About 300 firefighters, assisted by backups from the Eastern Cape and Free State, were helping to put the blaze out. At least 40% of the Vergelegen wine farm was burnt earlier this week, but that fire seems to be petering out.
The Lourensford wine estate dates back to the 1700s and was established by Adrian van der Stel, who was Governor of the Cape.
On Thursday, firefighters thought the danger was over, but extremely strong winds have whipped the flames up again.
Those on the scene with Working on Fire included the City of Cape Town Fire and Rescue, Cape Nature, Volunteer Wildfire Services, and hundreds of people who are collecting and ferrying food, refreshments and eye drops to the firefighters from towns such as Somerset West and Strand.
Twenty horses also had to be evacuated on Tuesday night for fear that the fire might pass through their stables.
Alien vegetation still a major problem
But the Western Cape Department of the Environmental Affairs and Development Planning was angry that the fires could have been avoided if landowners had properly managed the invasive alien plants on their properties.
“Landowners who have not managed invasive alien plants on their properties must be held accountable for that impact on the fires that have ravaged areas around Somerset West,” said a strongly worded statement from Dr Guy Preston, deputy director-general in the Department of Environmental Affairs.
Invasive plants such as pines, wattles and gums, burn with an intensity 10 times more than that of the indigenous plants they displace, said Preston.
According to him, all of the 80 structures burned in the January 2000 fires on Table Mountain were surrounded by invasive plants. Programmes to get landowners to clear invasive plants since then, had meant that only eight structures were burned in the March 2015 fires on Table Mountain.

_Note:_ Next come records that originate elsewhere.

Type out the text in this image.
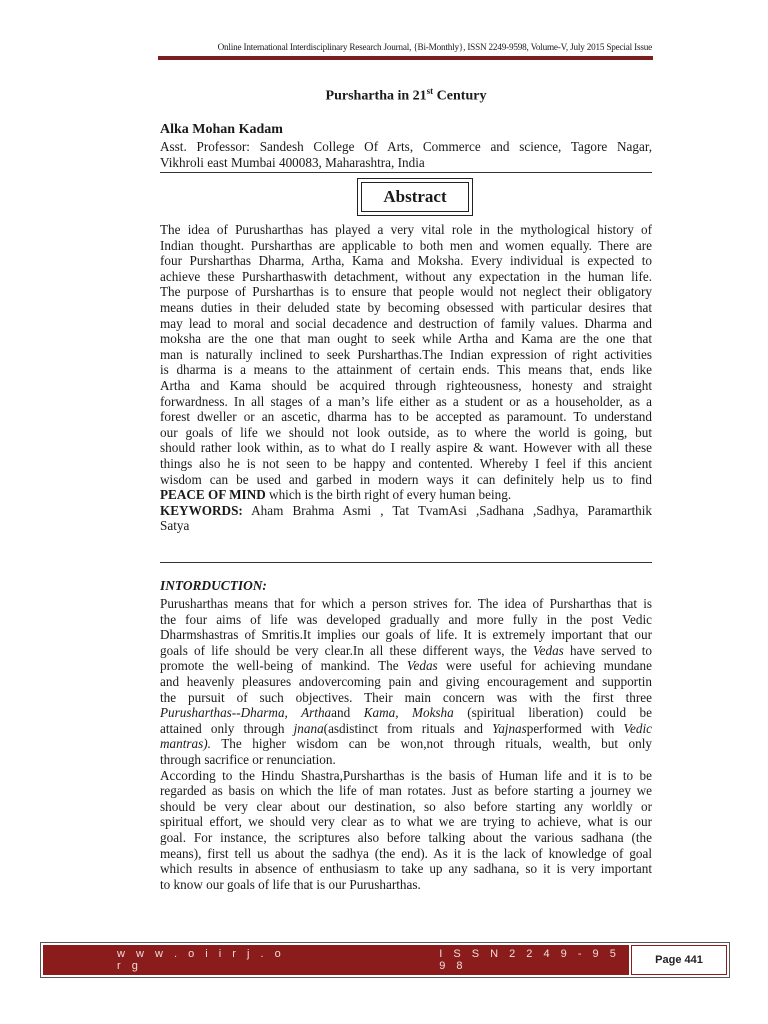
Online International Interdisciplinary Research Journal, {Bi-Monthly}, ISSN 2249-9598, Volume-V, July 2015 Special Issue
Purshartha in 21st Century
Alka Mohan Kadam
Asst. Professor: Sandesh College Of Arts, Commerce and science, Tagore Nagar,
Vikhroli east Mumbai 400083, Maharashtra, India
Abstract
The idea of Purusharthas has played a very vital role in the mythological history of
Indian thought. Pursharthas are applicable to both men and women equally. There are
four Pursharthas Dharma, Artha, Kama and Moksha. Every individual is expected to
achieve these Pursharthaswith detachment, without any expectation in the human life.
The purpose of Pursharthas is to ensure that people would not neglect their obligatory
means duties in their deluded state by becoming obsessed with particular desires that
may lead to moral and social decadence and destruction of family values. Dharma and
moksha are the one that man ought to seek while Artha and Kama are the one that
man is naturally inclined to seek Pursharthas.The Indian expression of right activities
is dharma is a means to the attainment of certain ends. This means that, ends like
Artha and Kama should be acquired through righteousness, honesty and straight
forwardness. In all stages of a man’s life either as a student or as a householder, as a
forest dweller or an ascetic, dharma has to be accepted as paramount. To understand
our goals of life we should not look outside, as to where the world is going, but
should rather look within, as to what do I really aspire & want. However with all these
things also he is not seen to be happy and contented. Whereby I feel if this ancient
wisdom can be used and garbed in modern ways it can definitely help us to find
PEACE OF MIND which is the birth right of every human being.
KEYWORDS: Aham Brahma Asmi , Tat TvamAsi ,Sadhana ,Sadhya, Paramarthik
Satya
INTORDUCTION:
Purusharthas means that for which a person strives for. The idea of Pursharthas that is
the four aims of life was developed gradually and more fully in the post Vedic
Dharmshastras of Smritis.It implies our goals of life. It is extremely important that our
goals of life should be very clear.In all these different ways, the Vedas have served to
promote the well-being of mankind. The Vedas were useful for achieving mundane
and heavenly pleasures andovercoming pain and giving encouragement and supportin
the pursuit of such objectives. Their main concern was with the first three
Purusharthas--Dharma, Arthaand Kama, Moksha (spiritual liberation) could be
attained only through jnana(asdistinct from rituals and Yajnasperformed with Vedic
mantras). The higher wisdom can be won,not through rituals, wealth, but only
through sacrifice or renunciation.
According to the Hindu Shastra,Pursharthas is the basis of Human life and it is to be
regarded as basis on which the life of man rotates. Just as before starting a journey we
should be very clear about our destination, so also before starting any worldly or
spiritual effort, we should very clear as to what we are trying to achieve, what is our
goal. For instance, the scriptures also before talking about the various sadhana (the
means), first tell us about the sadhya (the end). As it is the lack of knowledge of goal
which results in absence of enthusiasm to take up any sadhana, so it is very important
to know our goals of life that is our Purusharthas.
w w w . o i i r j . o r g
I S S N 2 2 4 9 - 9 5 9 8	Page 441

But seven of those eight structures were surrounded by invasive plants.
He said firefighters and pilots had risked their lives, but landowners had not taken the necessary steps to prevent intense wild fires.
“Some of the landowners in the area, such as Vergelegen and the Lourensford Estate, have taken responsible precautions, but may have suffered losses as a result of the neglect of their neighbours,” continued Preston.

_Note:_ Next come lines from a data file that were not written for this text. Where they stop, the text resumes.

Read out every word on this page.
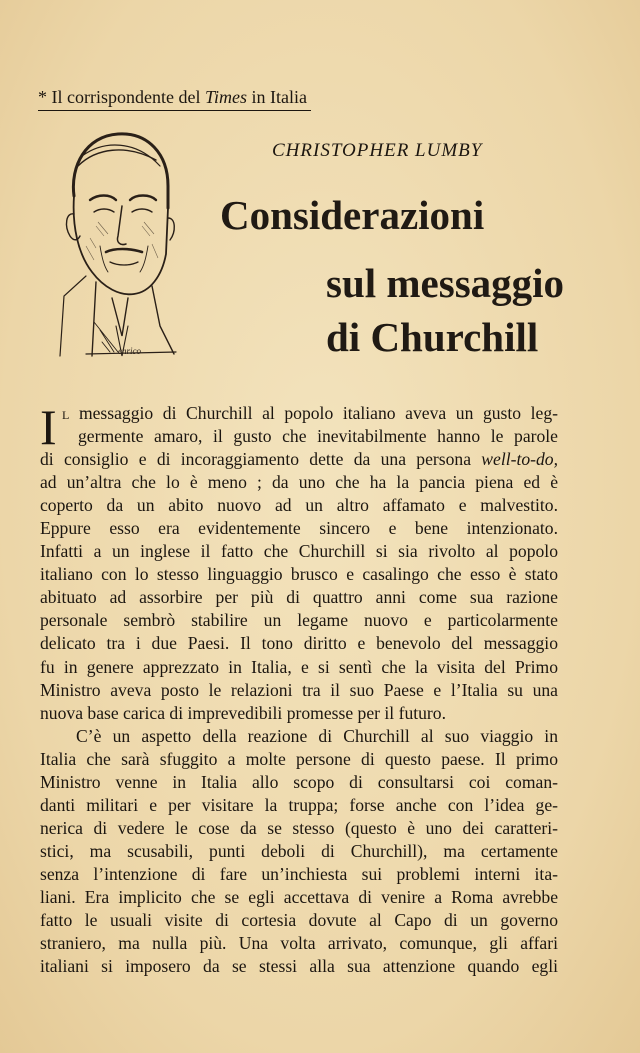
* Il corrispondente del Times in Italia
enrico
CHRISTOPHER LUMBY
Considerazioni
sul messaggio
di Churchill
I l messaggio di Churchill al popolo italiano aveva un gusto leg-
germente amaro, il gusto che inevitabilmente hanno le parole
di consiglio e di incoraggiamento dette da una persona well-to-do,
ad un’altra che lo è meno ; da uno che ha la pancia piena ed è
coperto da un abito nuovo ad un altro affamato e malvestito.
Eppure esso era evidentemente sincero e bene intenzionato.
Infatti a un inglese il fatto che Churchill si sia rivolto al popolo
italiano con lo stesso linguaggio brusco e casalingo che esso è stato
abituato ad assorbire per più di quattro anni come sua razione
personale sembrò stabilire un legame nuovo e particolarmente
delicato tra i due Paesi. Il tono diritto e benevolo del messaggio
fu in genere apprezzato in Italia, e si sentì che la visita del Primo
Ministro aveva posto le relazioni tra il suo Paese e l’Italia su una
nuova base carica di imprevedibili promesse per il futuro.
C’è un aspetto della reazione di Churchill al suo viaggio in
Italia che sarà sfuggito a molte persone di questo paese. Il primo
Ministro venne in Italia allo scopo di consultarsi coi coman-
danti militari e per visitare la truppa; forse anche con l’idea ge-
nerica di vedere le cose da se stesso (questo è uno dei caratteri-
stici, ma scusabili, punti deboli di Churchill), ma certamente
senza l’intenzione di fare un’inchiesta sui problemi interni ita-
liani. Era implicito che se egli accettava di venire a Roma avrebbe
fatto le usuali visite di cortesia dovute al Capo di un governo
straniero, ma nulla più. Una volta arrivato, comunque, gli affari
italiani si imposero da se stessi alla sua attenzione quando egli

The need to clear the invasive plants to reduce the spread of fires was borne out by a study in 2015, which found that failure to clear the invasives was an “important contributor” to the damage, let alone the costs carried by owners, neighbours, evacuees and those inconvenienced by road closures.
“The national, provincial and local government firefighters, as well as landowners and volunteers, have played an exceptional role in preventing potential carnage in the exceptionally strong winds on Tuesday, 3 January,” Preston said.
“As with the fires on Table Mountain in 2000 and 2015, we have been lucky with the winds. We cannot count on being lucky all the time.”
The fire near Somerset West had, by Wednesday, burnt down 3 500ha in the Helderberg Mountains, and 40% of the historic and award-winning Vergelegen wine farm.
Bezweni Lodge, on the mountain slopes in the Sir Lowry’s Pass area, was also gutted, leaving the owner Peter Weideman with only the clothes he was wearing and items in his pockets.